Submitted by Editor on
Rabbi Arthur Waskow, 9/2/2003
How shall we read the Great Haftarah — the passage from Isaiah that the rabbis taught us to read on the morning of Yom Kippur ?
Since the earliest days of Fabrangen, 30 years ago, I have made it my business to do the reading of this Haftarah in whatever congregation I am part of, each Yom Kippur.
I read it in English, since it seems to me the whole point of the passage is to break through ritual patterns to address the urgent needs of the poor. I try to read it like an outraged activist who has just heard that some president signed an "Act for the More Efficient Starvation of Children."
In some years I have done more than read it. More on that below.
There are several things about the Haftarah that seem important to me:
1. The whole rhythm of Isaiah's speech is to move from ecstatic "religiosity" to concrete acts of loving-kindness, and then through this connection with the humble and humiliated to reestablish connection with the Infinite.
In other words it moves from a fake high to a deep grounding to a real high — real because everyone, including the lowly, is part of it.
2. I connect this speech with (Deutero)Isaiah's explanation of his mission in Chapter 61, which in verse1 talks of "likro lishvuim dror, to call out to prisoners release." Isaiah Chapter 61 explicitly talks of "calling for the Year of YAHH's favor/pleasure/will" and talks of "dror [release]," a word powerfully used in the Leviticus passage about the Jubilee and used by Jeremiah when he calls for the people explicitly to release their slaves, as required in the Year of Jubilee.

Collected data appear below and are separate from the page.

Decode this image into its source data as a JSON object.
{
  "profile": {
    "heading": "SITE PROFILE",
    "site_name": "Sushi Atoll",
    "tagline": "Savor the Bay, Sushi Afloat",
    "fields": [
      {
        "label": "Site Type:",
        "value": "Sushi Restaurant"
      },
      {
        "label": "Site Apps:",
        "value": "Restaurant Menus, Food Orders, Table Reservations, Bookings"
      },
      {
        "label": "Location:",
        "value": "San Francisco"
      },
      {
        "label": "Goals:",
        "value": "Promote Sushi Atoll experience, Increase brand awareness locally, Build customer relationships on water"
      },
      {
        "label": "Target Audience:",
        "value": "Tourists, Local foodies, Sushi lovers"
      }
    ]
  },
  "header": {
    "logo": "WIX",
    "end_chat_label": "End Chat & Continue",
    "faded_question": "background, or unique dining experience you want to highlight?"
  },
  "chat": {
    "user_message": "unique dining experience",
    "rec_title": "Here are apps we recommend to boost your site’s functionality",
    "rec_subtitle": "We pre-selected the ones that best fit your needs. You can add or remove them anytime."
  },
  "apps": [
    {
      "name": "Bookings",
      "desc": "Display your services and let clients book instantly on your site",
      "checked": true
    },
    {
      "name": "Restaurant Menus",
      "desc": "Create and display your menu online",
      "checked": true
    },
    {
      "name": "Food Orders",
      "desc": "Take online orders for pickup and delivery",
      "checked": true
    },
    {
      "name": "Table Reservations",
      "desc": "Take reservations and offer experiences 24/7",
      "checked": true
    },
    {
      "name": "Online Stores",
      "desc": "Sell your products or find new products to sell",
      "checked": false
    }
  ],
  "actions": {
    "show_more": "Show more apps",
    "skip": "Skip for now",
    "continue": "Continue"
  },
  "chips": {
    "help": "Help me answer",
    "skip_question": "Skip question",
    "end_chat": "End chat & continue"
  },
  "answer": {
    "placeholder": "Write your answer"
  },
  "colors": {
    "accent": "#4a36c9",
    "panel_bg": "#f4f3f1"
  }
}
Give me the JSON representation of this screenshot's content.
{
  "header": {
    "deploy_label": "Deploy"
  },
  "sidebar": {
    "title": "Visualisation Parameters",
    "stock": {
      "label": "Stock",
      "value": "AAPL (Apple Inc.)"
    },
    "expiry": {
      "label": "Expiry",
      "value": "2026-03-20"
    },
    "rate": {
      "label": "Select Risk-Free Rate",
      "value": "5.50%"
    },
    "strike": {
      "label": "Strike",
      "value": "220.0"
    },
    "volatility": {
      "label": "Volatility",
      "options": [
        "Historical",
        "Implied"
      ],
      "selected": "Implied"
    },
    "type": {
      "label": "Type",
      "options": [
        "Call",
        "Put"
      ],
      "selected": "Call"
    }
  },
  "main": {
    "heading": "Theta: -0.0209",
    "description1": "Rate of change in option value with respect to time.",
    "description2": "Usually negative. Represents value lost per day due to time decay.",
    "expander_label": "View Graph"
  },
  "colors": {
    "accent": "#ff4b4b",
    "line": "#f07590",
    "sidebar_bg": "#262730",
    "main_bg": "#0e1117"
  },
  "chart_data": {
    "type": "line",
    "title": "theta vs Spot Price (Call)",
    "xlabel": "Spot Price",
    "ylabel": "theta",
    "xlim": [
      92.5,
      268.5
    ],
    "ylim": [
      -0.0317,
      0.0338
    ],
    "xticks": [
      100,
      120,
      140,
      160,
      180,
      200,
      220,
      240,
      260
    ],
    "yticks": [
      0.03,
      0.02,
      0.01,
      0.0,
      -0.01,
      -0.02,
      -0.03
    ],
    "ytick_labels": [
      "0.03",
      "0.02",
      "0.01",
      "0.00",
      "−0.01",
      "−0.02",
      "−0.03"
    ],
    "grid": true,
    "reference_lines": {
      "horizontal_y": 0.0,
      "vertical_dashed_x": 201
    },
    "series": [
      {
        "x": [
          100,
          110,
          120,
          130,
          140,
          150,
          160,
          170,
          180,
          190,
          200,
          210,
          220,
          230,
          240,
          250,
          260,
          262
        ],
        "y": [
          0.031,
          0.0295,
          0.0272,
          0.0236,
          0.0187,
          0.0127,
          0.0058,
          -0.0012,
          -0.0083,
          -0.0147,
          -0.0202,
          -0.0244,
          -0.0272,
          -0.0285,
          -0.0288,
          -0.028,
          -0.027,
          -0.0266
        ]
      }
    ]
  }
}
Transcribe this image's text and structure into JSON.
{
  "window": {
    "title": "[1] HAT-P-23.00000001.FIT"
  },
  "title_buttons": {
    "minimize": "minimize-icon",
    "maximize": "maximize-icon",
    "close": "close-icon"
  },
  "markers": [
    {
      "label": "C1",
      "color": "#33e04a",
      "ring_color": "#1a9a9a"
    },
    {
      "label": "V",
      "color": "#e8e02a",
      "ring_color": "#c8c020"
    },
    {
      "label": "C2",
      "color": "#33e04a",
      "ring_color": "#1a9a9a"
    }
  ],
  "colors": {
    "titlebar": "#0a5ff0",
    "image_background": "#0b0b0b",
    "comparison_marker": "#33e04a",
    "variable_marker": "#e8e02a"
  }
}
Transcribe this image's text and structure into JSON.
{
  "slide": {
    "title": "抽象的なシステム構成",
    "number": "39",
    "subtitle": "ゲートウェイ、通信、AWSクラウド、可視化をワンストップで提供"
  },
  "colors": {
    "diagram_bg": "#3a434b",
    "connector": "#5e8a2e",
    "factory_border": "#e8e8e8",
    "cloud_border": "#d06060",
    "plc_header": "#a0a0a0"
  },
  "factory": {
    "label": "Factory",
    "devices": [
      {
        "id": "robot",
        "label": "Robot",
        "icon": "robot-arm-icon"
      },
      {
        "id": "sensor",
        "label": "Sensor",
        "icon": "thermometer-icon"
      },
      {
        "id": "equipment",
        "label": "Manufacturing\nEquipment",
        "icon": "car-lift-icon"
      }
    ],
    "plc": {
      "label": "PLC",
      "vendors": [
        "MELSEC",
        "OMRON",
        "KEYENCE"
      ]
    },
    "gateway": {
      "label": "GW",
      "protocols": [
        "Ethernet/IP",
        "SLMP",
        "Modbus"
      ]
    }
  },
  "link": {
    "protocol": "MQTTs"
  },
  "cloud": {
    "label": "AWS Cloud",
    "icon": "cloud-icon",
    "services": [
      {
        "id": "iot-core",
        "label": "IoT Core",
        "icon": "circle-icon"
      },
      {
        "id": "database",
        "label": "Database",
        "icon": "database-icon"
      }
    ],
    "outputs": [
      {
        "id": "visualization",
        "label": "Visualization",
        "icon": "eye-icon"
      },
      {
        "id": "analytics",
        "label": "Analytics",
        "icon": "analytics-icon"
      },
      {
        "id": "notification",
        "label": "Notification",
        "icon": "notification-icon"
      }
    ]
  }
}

Chapter 58 of Isaiah, which is part of the Yom Kippur reading, bears several strong hints at calling for the Jubilee (e.g. the Yovel was supposed to be announced on Yom Kippur with the blowing of a shofar; I read "Lift up your voice like a shofar" as the Prophet's feeling himself called to substitute his voice for the Shofar that was not being sounded to call for a Yovel).
The other specifics in 58, like those in 61, fit the notion of the Jubilee. What's more, the shift to Shabbat at the end of the passage would make special sense if the Prophet had in mind the super-Shabbat of the Jubilee. If he did, then part of it would be the release of indentured servants.
3. I think the speech was actually given as an interruption of a Yom Kippur service, or at minimum is deliberately written as if it were. I fantasize Isaiah elbowing his way thru the crowd at the Temple or through the crowd at a Super-Synagogue in Babylonia — and interrupting — shouting out this radical challenge to the liturgy.
4. Unfortunately, the result of the Rabbis' assigning this to be read on YK is that it becomes not a challenge to the liturgy but a part of it. There is a wonderful story by Franz Kafka:
"One day a leopard stalked into the synagogue, roaring and
lashing his tail. Three weeks later, he had become part of the
liturgy. "
Many synagogues read the haftarah in Hebew or English as another droning piece of the machzor.
I have therefore tried hard to break thru this drone. For several years, I worked with someone in my congregation to interrupt my reading of the Haftarah by shouting out short lines — headlines fom the newspaper — that exemplify poverty, homelessness, etc.:
"72-Year-old Man Freezes to Death on Philadelphia Street."
"Post Office Announces 30 Jobs, 300 Line Up to Apply"
I read a line of Isaiah about the poor — and the "plant" interrupts. I pause, read another line — and he interrupts again. We make sure people get the content of the interruption.
At first the congregation is scandalized — "He's INTERRUPTING THE SERVICE !!!" They even shake their fists, just as the haftarah says. Then they get it, and they listen with a deeper part of themselves.
Ideally, there should then be time to discuss.
This understanding of the Yom Kippur speech comes from the way I try to read these (and other) texts, which is to put myself in the place of someone saying these things and to ask myself —
What was going on for the author, the editor, of these words? What spiritual struggle, what "political" despair, had arisen for him? (Mostly it was a "him," if the text is more than a century old. Few women had their responses to their own spiritual struggles and oppressions recorded in "the tradition." )
Then I ask myself, "What images, symbols, passages of Torah arise in my head and heart as I overhear the struggle that led to these words upon this paper?" What social / spiritual struggle is really eating at my kishkes?
I try to unleash the leopard in the liturgy and the leopard that is stalking in me, in the synagogue, and in the world. I try to hear the Divine roar of passion and compassion, and give it voice.